The script, by a trio of gents who trained at the London Academy of Music & Dramatic Art, actually has a rather complicated exoskeleton. It is a play within a play, with actors portraying other actors who, in turn, are portraying characters in a murder mystery. It is an Agatha Christie type of an affair where one dead body turns into two, then back into one, then into several, while siblings, friends, a love interest and, of course, the butler, are all scrutinized by an intrepid inspector (a game for anything Matt Harrington). But none of this matters in the least. It is merely an excuse for two hours of well-timed spit takes, killer pratfalls, silly antics by men with serious British accents, pyrotechnics of both the literal and metaphorical variety, purposefully egregious over-acting and death defying moments of scenic design by Tony Award winner Nigel Hook. Director Matt DiCarlo, either a genius or a fool, pulls it all together with the nerves of a demolition expert handling a bomb with a dozen different triggers.
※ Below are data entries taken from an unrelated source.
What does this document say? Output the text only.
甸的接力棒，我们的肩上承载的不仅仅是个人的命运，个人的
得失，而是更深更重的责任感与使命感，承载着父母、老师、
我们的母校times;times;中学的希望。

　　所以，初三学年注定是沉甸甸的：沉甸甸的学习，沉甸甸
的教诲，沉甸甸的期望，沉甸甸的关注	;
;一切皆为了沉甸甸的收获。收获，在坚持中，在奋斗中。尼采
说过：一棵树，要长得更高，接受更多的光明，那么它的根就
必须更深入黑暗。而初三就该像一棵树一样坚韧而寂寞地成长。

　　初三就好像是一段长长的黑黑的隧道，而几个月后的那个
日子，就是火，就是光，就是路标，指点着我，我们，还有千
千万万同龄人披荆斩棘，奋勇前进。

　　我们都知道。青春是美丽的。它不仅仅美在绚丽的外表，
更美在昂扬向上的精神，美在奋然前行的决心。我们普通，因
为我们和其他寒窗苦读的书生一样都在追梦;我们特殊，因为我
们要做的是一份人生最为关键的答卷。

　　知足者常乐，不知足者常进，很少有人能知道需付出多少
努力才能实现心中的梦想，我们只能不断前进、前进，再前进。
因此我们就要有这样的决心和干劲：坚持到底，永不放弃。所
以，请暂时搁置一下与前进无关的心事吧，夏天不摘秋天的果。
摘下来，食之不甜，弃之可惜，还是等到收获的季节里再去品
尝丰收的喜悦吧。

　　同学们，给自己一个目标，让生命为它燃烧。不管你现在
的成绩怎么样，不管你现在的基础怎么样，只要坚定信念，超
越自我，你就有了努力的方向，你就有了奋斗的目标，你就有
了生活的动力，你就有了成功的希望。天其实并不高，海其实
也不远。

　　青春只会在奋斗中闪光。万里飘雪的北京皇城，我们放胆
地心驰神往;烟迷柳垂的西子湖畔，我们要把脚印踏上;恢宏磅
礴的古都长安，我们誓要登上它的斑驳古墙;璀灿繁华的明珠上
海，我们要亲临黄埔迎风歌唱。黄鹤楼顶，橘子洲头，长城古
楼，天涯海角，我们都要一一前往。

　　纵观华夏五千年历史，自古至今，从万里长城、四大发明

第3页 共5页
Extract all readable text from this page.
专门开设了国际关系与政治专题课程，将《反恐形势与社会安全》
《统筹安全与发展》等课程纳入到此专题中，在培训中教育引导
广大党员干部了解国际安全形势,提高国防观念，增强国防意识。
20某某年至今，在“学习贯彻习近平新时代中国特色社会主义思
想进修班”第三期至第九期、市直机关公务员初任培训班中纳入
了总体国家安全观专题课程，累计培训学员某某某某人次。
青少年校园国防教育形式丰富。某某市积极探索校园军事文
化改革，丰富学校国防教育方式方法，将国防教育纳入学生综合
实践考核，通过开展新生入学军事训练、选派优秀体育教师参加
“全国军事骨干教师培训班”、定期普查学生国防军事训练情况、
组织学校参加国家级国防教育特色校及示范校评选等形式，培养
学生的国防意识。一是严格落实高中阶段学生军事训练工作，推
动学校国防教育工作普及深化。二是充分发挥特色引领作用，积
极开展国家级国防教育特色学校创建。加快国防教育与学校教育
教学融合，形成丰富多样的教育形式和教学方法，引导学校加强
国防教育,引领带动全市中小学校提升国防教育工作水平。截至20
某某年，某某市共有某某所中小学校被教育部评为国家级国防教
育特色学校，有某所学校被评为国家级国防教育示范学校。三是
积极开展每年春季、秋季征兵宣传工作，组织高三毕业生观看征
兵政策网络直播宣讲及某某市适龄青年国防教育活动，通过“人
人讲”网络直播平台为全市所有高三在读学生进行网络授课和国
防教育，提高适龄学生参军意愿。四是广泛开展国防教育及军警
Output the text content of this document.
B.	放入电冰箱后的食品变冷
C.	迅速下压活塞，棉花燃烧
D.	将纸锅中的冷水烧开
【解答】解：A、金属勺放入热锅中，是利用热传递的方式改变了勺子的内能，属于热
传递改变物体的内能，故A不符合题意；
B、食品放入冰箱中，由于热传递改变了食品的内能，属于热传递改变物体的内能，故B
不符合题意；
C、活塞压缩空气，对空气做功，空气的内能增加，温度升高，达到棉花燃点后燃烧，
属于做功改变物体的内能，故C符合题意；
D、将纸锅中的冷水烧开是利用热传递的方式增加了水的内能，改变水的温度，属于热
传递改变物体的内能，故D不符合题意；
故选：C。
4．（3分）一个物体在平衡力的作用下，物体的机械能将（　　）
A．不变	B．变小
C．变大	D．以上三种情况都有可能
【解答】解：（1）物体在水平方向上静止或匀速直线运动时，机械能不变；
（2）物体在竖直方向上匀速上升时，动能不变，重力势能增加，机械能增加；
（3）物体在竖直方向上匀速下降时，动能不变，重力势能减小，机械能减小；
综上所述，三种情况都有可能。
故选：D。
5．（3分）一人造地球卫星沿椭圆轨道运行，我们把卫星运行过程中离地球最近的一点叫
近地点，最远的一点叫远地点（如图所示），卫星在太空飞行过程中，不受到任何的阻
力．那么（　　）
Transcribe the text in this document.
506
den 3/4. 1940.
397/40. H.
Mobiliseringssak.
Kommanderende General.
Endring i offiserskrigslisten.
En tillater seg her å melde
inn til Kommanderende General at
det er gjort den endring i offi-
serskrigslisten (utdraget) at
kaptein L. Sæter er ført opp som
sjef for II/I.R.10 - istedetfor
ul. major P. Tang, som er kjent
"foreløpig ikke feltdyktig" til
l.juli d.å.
Beyond the simple joys of a man running face-first into a pole, there are recognizable pleasures to be had for anyone who has ever been in a play, amateur or professional, on stage or in the wings. There are cascading prop failures, sound cues with a mind of their own, and misdelivered dialogue that leads to one scene getting stuck in an endless loop. An ensemble of eight perform the tricky task of bashing each other while making sure their antics are safely executed. Bartley Booz, as the confused thespian, Dennis, has his lines written on his hands but still manages to mispronounce everything as he tries to create a believable butler. Matt Walker, as Max, intentionally steals every scene he is in by making devilish eye contact with the audience, much more concerned with showing off than with actual acting. Ashley Reyes handles the ingénue duties with aplomb, gamely being thrown out the window when not torn between two lovers. Ryan Vincent Anderson and Bianca Horn are two stagehands who get dragged into the action with predictably bruising results while Chris Lanceley and Brent Bateman portray friends with stiff upper lips and quivering legs.
Having ended its successful Broadway run in January, the play has found a happy home at New World Stages, joining fellow transfers Avenue Q and Jersey Boys in the underground complex which originally housed a discount multiplex cinema. This cramped stage feels more in keeping with the ruse that the production is presented by a dysfunctional British drama society. The smaller proscenium makes it seem all the more big-hearted.